Sometimes all you want is an old favourite so here you go! You can also mix this up with different nuts or different types of chips. I’d avoid mint though…
You will need!
Ingredients
- 1/2 teaspoon plus 2 cups butter, divided
- 2 cups sugar
- 1 cup slivered almonds
- 1 cup milk chocolate chips
- 1 cup chopped walnuts
- 1/2 cup semisweet chocolate chips
- 1/2 cup white baking chips
- 1-1/2 teaspoons shortening
Equipment needed
- Measuring cups
- Measuring spoons
- Bowls
- 15x10x1-in. Pan
- Heave Sauce pan
- Double boiler or Microwave
- Spatula
- Candy Thermometer
Instructions
- Butter a 15x10x1-in. pan with 1/2 teaspoon butter. In a heavy saucepan over medium-low heat, bring sugar and remaining butter to a boil, stirring constantly. Cover and cook for 2-3 minutes.
- Uncover; add almonds. Cook and stir with a clean spoon until a candy thermometer reads 300° (hard-crack stage) and mixture is golden brown.
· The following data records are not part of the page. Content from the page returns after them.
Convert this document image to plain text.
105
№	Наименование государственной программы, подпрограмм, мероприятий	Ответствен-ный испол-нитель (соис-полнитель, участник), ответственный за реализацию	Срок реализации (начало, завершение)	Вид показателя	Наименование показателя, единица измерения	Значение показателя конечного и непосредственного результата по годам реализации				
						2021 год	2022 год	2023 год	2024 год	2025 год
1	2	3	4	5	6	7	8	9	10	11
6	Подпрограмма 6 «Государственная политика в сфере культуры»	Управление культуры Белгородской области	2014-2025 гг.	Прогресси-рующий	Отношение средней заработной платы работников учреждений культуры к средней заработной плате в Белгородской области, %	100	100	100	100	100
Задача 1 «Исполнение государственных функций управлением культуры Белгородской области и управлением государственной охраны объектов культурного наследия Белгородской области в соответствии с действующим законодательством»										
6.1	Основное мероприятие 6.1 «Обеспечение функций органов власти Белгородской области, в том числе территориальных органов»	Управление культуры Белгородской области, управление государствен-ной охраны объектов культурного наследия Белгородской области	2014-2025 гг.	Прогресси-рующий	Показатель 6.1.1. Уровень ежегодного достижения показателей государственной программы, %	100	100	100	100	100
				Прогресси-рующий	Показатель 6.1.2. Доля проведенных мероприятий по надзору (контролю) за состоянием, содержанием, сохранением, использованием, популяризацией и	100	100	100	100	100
- Pour into the prepared pan (do not scrape the sides of the saucepan). Surface will be buttery. Cool for 1-2 minutes. Sprinkle it with milk chocolate chips. Let stand for 1-2 minutes; spread chocolate over the top. Sprinkle with walnuts; press down gently with the back of a spoon. Chill for 10 minutes.
- In a microwave or in a double broiler, melt semisweet chips; stir until smooth. Drizzle over walnuts. Refrigerate for 10 minutes. Melt vanilla chips and shortening; stir until smooth. Drizzle over walnuts. Cover and refrigerate for 1-2 hours. Break into pieces.